La iniciativa quedó lista para ser votada en la Sala del Senado el próximo lunes 18 de mayo tras una extensa revisión de indicaciones.
a Comisión de Educación del Senado concluyó la votación en particular del proyecto de ley denominado “Escuelas Protegidas”, iniciativa que busca fortalecer las medidas de seguridad, orden y convivencia al interior de los establecimientos educacionales.
Tras una extensa jornada, las y los senadores revisaron 82 indicaciones presentadas por el Ejecutivo y parlamentarios de distintos sectores políticos. La propuesta quedó lista para ser discutida y votada en general y particular en una sesión de Sala convocada para la tarde del lunes 18 de mayo.

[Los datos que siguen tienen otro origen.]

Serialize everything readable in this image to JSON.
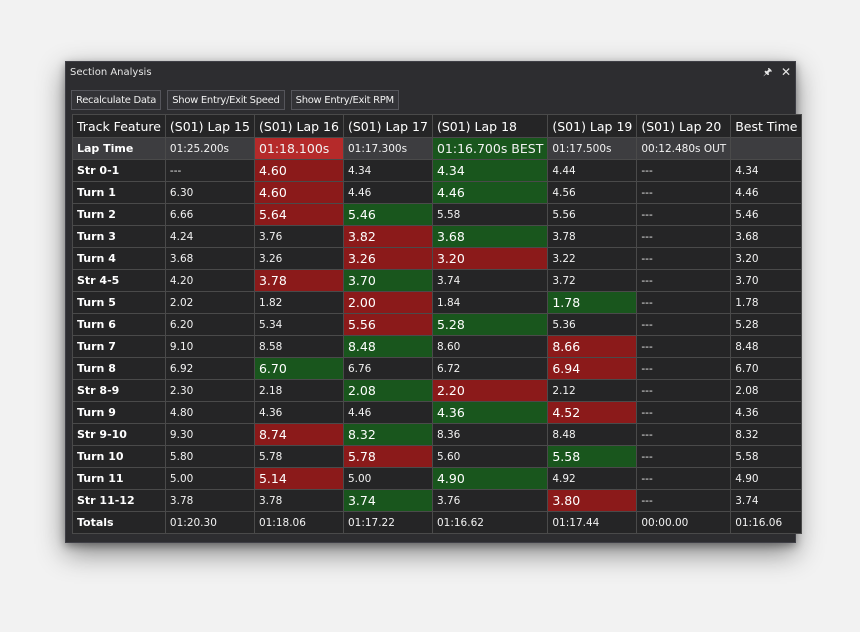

Uno de los puntos que generó mayor debate fue el procedimiento de revisión de mochilas. La comisión acordó que dos integrantes de la comunidad educativa, al menos uno perteneciente al área de Convivencia Escolar, podrán solicitar a los estudiantes vaciar sus mochilas cuando existan indicios de presencia de armas o elementos peligrosos.
Asimismo, se aprobó incluir la revisión de bolsillos bajo las mismas condiciones, estableciendo que serán los propios estudiantes quienes exhiban sus pertenencias, evitando el contacto directo de terceros.
El proyecto también diferencia entre revisiones masivas y particulares. Las primeras podrán realizarse en salas o espacios comunes del establecimiento, mientras que las particulares se efectuarán en un lugar separado cuando existan sospechas fundadas y resistencia del alumno.
En caso de negativa a la revisión, el establecimiento deberá contactar al apoderado y, si éste no concurre, podrá solicitar la presencia de Carabineros o la PDI.
Otro aspecto abordado fue la regulación del uso de gorros, capuchas y otras prendas que dificulten la identificación, aunque se establecieron excepciones para estudiantes con condición TEA, neurodivergencias, enfermedades, motivos religiosos o identidad de género.
Además, la comisión aprobó excluir de sanciones las situaciones derivadas de crisis emocionales, condiciones de salud o discapacidad que puedan provocar interrupciones de clases.
Finalmente, el texto contempla restricciones temporales para acceder a la gratuidad en educación superior a personas condenadas por delitos graves contra integrantes de comunidades educativas o infraestructura escolar, aunque se excluyó a quienes cometieron los hechos siendo menores de edad y se limitó la medida a un máximo de cinco años.